With this system, users can:
Understand the full action at a glance
Edit parameters inline before committing
Explicitly approve or dismiss
Continue chatting without breaking flow
Outcome: AI actions became something users shape, not just approve.
Built a scalable interaction model across agents
I designed a reusable interaction model for agent-driven actions across 10+ integrations (Gmail, Calendar, Slack, Asana, Jira, Spotify).
Core principles
One pattern, many tools → consistent mental model
Inline control → edit without leaving chat
Structured clarity → replaces ambiguous text
Card system
Active → editable, fully expanded
Accepted / Dismissed → clear outcome
Collapsed → condenses when user moves on
Interaction
All key parameters editable inline
Clear summary before execution
Handles interruption + changing intent
Google Calendar
Create Event → Edit → Invite
Agent proposes event details
User edits time / attendees
User approves → event is created
Jira
Modify Issue → Assign
User requests updates to an existing issue
Agent proposes changes
User reviews and edits inline
User approves → updates are applied
Spotify
An example where Spotify Agent generates a Spotify playlist and presents it as an Action Card for review. Users can edit details inline and approve with confidence, staying in control before anything is created.
Tradeoffs
Balancing flexibility, clarity, and system complexity
I introduced structured UI into a conversational system without breaking flow. I chose inline Action Cards over modals to preserve context, accepting added layout complexity mitigated through hierarchy and collapse behavior.

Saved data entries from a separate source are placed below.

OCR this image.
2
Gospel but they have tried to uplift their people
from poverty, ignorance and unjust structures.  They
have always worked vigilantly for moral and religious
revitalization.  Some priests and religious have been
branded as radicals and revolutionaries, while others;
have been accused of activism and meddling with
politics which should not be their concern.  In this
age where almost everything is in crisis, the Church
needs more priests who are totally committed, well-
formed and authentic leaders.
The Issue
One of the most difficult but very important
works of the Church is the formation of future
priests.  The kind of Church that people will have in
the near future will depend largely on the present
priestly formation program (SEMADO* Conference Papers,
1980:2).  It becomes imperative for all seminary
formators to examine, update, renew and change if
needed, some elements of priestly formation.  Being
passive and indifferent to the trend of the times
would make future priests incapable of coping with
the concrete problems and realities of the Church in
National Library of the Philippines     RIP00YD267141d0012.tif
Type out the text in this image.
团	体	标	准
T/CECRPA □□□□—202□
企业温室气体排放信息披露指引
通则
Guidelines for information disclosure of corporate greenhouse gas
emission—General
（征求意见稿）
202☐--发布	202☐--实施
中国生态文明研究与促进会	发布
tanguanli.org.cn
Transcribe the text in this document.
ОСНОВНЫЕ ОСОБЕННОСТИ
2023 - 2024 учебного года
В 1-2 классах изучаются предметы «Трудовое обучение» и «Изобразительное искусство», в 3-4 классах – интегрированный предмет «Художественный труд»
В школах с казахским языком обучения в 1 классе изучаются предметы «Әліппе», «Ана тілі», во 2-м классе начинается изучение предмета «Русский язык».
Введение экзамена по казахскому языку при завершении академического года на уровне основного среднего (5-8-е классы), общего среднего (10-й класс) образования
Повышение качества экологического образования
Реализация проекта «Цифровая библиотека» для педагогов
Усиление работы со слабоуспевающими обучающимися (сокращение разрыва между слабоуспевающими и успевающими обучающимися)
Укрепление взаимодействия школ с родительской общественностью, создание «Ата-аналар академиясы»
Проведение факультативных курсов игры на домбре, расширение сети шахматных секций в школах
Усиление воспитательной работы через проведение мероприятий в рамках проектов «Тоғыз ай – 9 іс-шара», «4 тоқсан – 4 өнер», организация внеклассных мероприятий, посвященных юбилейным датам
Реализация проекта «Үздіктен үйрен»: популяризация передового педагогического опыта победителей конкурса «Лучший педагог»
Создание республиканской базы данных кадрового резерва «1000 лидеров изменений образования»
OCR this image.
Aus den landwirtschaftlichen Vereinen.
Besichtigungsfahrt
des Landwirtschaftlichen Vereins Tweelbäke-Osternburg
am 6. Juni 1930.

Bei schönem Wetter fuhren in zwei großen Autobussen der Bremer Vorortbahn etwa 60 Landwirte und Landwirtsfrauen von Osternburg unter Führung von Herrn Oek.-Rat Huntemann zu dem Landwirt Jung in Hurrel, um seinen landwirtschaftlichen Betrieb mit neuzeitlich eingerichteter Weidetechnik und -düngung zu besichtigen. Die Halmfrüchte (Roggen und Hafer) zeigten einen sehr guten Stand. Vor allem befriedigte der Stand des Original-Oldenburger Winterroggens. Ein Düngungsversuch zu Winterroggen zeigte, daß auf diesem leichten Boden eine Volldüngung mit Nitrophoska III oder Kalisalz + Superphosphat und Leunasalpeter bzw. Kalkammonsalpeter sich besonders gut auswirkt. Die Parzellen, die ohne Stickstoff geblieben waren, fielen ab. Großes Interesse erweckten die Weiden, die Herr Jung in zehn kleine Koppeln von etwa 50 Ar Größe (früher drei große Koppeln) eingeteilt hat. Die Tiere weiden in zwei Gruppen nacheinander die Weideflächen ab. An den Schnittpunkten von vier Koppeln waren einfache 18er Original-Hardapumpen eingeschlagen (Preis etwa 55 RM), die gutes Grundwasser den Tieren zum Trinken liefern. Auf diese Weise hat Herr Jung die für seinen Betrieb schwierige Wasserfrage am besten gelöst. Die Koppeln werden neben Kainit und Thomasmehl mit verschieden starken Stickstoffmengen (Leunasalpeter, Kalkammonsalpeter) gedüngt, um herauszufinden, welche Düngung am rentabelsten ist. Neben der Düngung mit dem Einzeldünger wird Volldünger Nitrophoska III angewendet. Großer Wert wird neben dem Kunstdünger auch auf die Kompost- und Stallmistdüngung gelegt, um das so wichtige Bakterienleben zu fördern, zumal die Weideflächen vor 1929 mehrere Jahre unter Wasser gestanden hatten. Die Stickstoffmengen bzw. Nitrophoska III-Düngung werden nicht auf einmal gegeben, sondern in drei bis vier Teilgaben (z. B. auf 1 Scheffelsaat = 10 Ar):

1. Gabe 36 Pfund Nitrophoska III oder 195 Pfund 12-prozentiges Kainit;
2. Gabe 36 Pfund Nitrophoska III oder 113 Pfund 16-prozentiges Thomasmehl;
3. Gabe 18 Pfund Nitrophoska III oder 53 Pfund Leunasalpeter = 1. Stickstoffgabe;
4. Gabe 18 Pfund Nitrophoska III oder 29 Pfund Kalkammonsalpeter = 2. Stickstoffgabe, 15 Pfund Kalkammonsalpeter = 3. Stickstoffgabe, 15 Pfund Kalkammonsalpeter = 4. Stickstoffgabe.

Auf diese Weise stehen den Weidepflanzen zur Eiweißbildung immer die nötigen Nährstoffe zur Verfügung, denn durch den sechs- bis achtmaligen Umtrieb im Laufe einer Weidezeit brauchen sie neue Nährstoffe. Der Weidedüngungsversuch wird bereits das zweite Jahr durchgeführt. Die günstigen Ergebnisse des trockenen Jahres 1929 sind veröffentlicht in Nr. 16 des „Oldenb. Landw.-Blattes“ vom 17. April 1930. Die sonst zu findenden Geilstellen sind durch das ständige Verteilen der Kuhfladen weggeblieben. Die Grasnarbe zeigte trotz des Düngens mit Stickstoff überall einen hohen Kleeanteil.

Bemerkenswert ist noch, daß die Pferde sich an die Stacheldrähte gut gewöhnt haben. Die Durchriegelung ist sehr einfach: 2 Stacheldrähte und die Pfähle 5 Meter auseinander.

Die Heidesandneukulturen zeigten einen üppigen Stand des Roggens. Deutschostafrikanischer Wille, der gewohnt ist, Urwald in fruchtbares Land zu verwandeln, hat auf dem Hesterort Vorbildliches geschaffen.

Actions auto-dismiss on new input to stay aligned with user intent, with predictable regeneration to avoid confusion. I scoped structured UI to action-based tasks to maintain agent flexibility, and prioritized a reusable system across integrations accepting some loss of tool-specific optimization in favor of consistency and scale.
Outcome
Shifting AI from execution to collaboration
Reduced friction in agent workflows by eliminating re-prompts for small fixes
Increased clarity and transparency of pending actions
Improved user trust in AI-assisted execution
Increased action completion on first pass (directional)
Reduced repeated prompts to correct errors
Increased willingness to approve agent-driven actions
Beyond the feature, this work introduced a trust-first design lens to agent interactions.
I helped reframe how the team approached AI actions from optimizing for speed of execution to designing for user confidence, control, and clarity.
This shift influenced how we evaluated future agent capabilities, prioritizing transparency and editability as core requirements rather than enhancements.
Established a scalable interaction pattern across 10+ integrations
Enabled expansion into multi-step and automated workflows
Impact: laid the foundation for evolving AI from a command-based system into a collaborative partner where users remain in control as automation increases.